Blame it on the A-A-Alcohol

image source: brisbane times

A recent study conducted in Europe found that for regular drinkers, an extra drink increases overall cancer risk.  The study does not prove that alcohol causes cancer.  Alcohol is still a risk factor for cancer.  This means that drinking alcohol will increase chances for cancer.  Click here for the full article.

Alcohol breaks down the lining of the digestive tract and allows harmful chemicals (which can cause cancer) through.  Excessive drinking can cause other health risks, such as alcohol poisoning, liver disease, stroke, cardiovascular problems, unintentional injuries, and many more.

However, many studies have linked MODERATE drinking to some possible health benefits.  According to the brainiacs of Harvard, moderate amounts of alcohol raise levels of high-density lipoprotein (HDL or “good cholesterol”) and higher levels of HDL can help protect against heart disease.

So what’s a moderate amount?  1-2 drinks per day for men and 1 drink per day for women.  And what’s considered to be 1 drink?  1 drink = 12 oz beer (1 can) or 5 oz wine (1 glass) or 1.5 oz hard alcohol (1 shot).

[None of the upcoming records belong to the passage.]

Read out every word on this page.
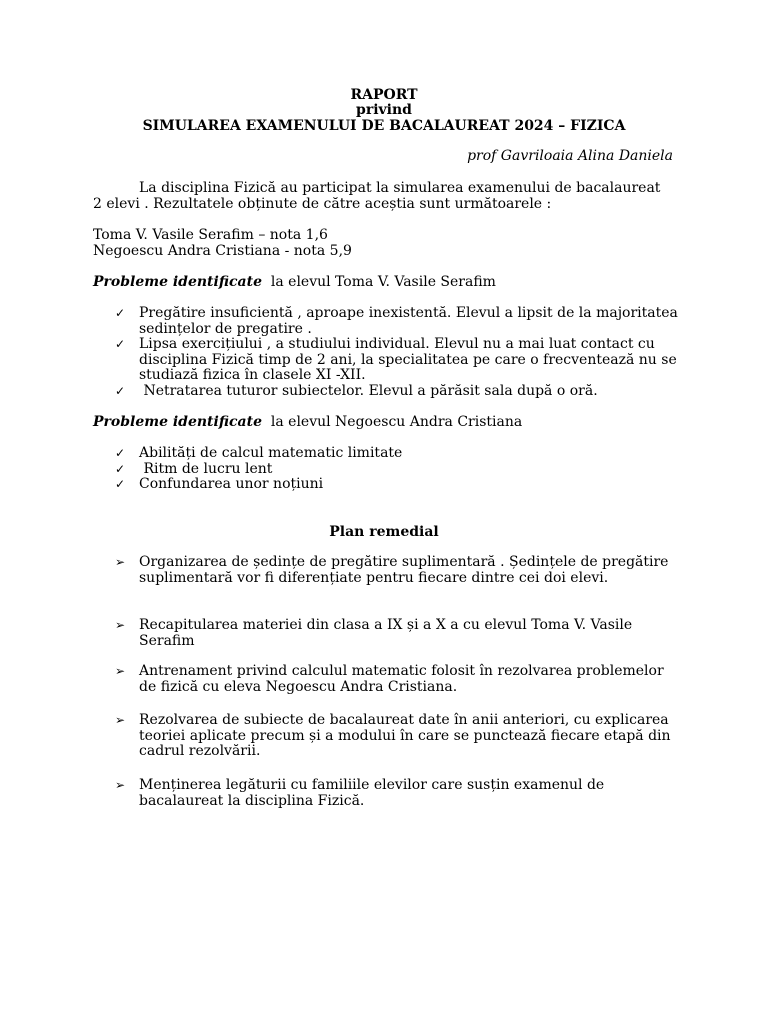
RAPORT
privind
SIMULAREA EXAMENULUI DE BACALAUREAT 2024 – FIZICA
prof Gavriloaia Alina Daniela
La disciplina Fizică au participat la simularea examenului de bacalaureat
2 elevi . Rezultatele obținute de către aceștia sunt următoarele :
Toma V. Vasile Serafim – nota 1,6
Negoescu Andra Cristiana - nota 5,9
Probleme identificate  la elevul Toma V. Vasile Serafim
✓ Pregătire insuficientă , aproape inexistentă. Elevul a lipsit de la majoritatea sedințelor de pregatire .
✓ Lipsa exercițiului , a studiului individual. Elevul nu a mai luat contact cu disciplina Fizică timp de 2 ani, la specialitatea pe care o frecventează nu se studiază fizica în clasele XI -XII.
✓ Netratarea tuturor subiectelor. Elevul a părăsit sala după o oră.
Probleme identificate  la elevul Negoescu Andra Cristiana
✓ Abilități de calcul matematic limitate
✓ Ritm de lucru lent
✓ Confundarea unor noțiuni
Plan remedial
➢ Organizarea de ședințe de pregătire suplimentară . Ședințele de pregătire suplimentară vor fi diferențiate pentru fiecare dintre cei doi elevi.
➢ Recapitularea materiei din clasa a IX și a X a cu elevul Toma V. Vasile Serafim
➢ Antrenament privind calculul matematic folosit în rezolvarea problemelor de fizică cu eleva Negoescu Andra Cristiana.
➢ Rezolvarea de subiecte de bacalaureat date în anii anteriori, cu explicarea teoriei aplicate precum și a modului în care se punctează fiecare etapă din cadrul rezolvării.
➢ Menținerea legăturii cu familiile elevilor care susțin examenul de bacalaureat la disciplina Fizică.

This does not mean that you need to start drinking, especially if you’re not 21 yet!  Here are some CONSEQUENCES OF UNDERAGE DRINKING:

  • Alcohol-related car crashes
  • Disruption of normal growth and sexual development
  • Memory problems

Youth who start drinking before age 15 years are five times more likely to develop alcohol dependence or abuse later in life than those who begin drinking at or after age 21 years (CDC).  If you want to learn more about alcohol prevention and how to get involved, then check out Stop Underage Drinking.

For those who don’t drink or are not yet of age, don’t think you need to start just to protect your heart. Healthy eating and regular exercise will suffice.